Unilateral lower limb loss following combat injury: Medium-term outcomes in British military amputees.

Royal Centre for Defence Medicine (RCDM), Queen Elizabeth Hospital, Edgbaston, Birmingham B15 2TH, UK.
Bone & joint journal 02/2013; 95-B(2):224-9. DOI: 10.1302/0301-620X.95B2.30365
Source: PubMed

ABSTRACT This is a case series of prospectively gathered data characterising the injuries, surgical treatment and outcomes of consecutive British service personnel who underwent a unilateral lower limb amputation following combat injury. Patients with primary, unilateral loss of the lower limb sustained between March 2004 and March 2010 were identified from the United Kingdom Military Trauma Registry.

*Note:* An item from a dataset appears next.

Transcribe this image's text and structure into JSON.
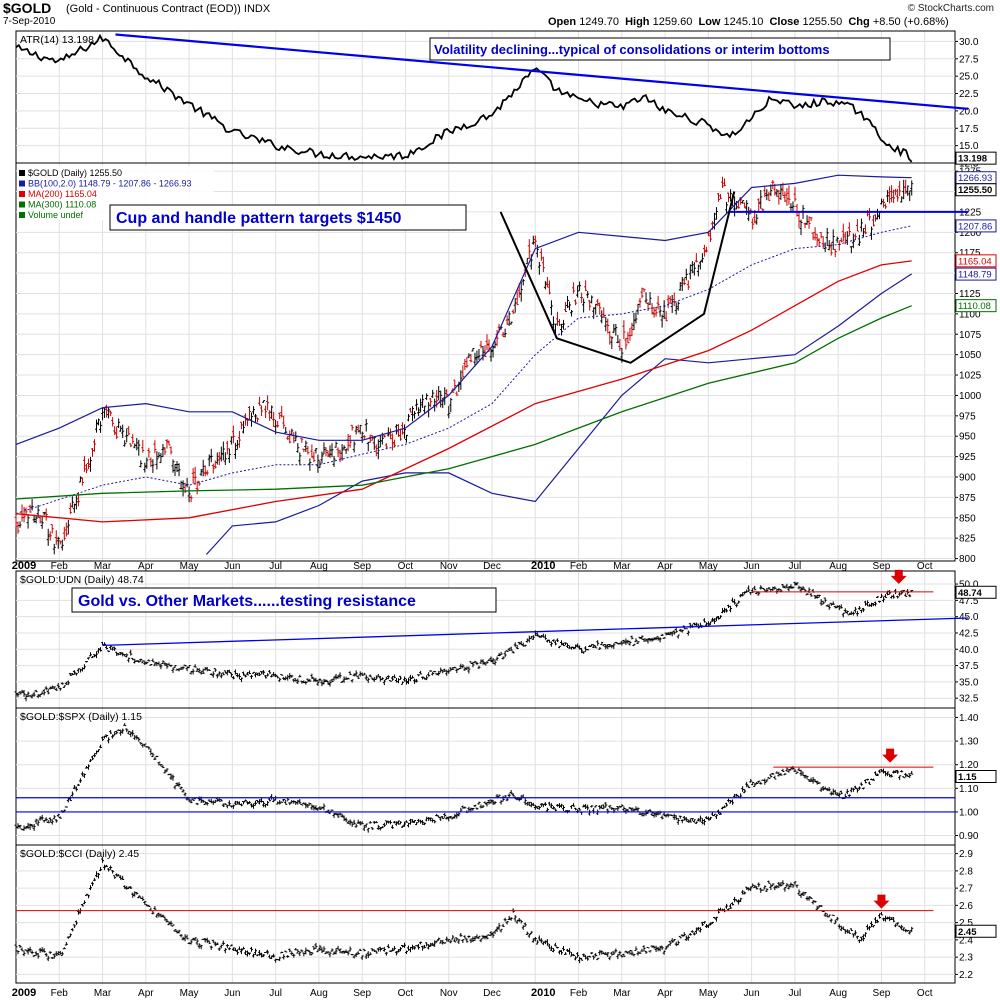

Patients were asked to complete a Short-Form (SF)-36 questionnaire. A total of 48 patients were identified: 21 had a trans-tibial amputation, nine had a knee disarticulation and 18 had an amputation at the trans-femoral level. The median New Injury Severity Score was 24 (mean 27.4 (9 to 75)) and the median number of procedures per residual limb was 4 (mean 5 (2 to 11)). Minimum two-year SF-36 scores were completed by 39 patients (81%) at a mean follow-up of 40 months (25 to 75). The physical component of the SF-36 varied significantly between different levels of amputation (p = 0.01). Mental component scores did not vary between amputation levels (p = 0.114). Pain (p = 0.332), use of prosthesis (p = 0.503), rate of re-admission (p = 0.228) and mobility (p = 0.087) did not vary between amputation levels. These findings illustrate the significant impact of these injuries and the considerable surgical burden associated with their treatment. Quality of life is improved with a longer residual limb, and these results support surgical attempts to maximise residual limb length. Cite this article: Bone Joint J 2013;95-B:224-9.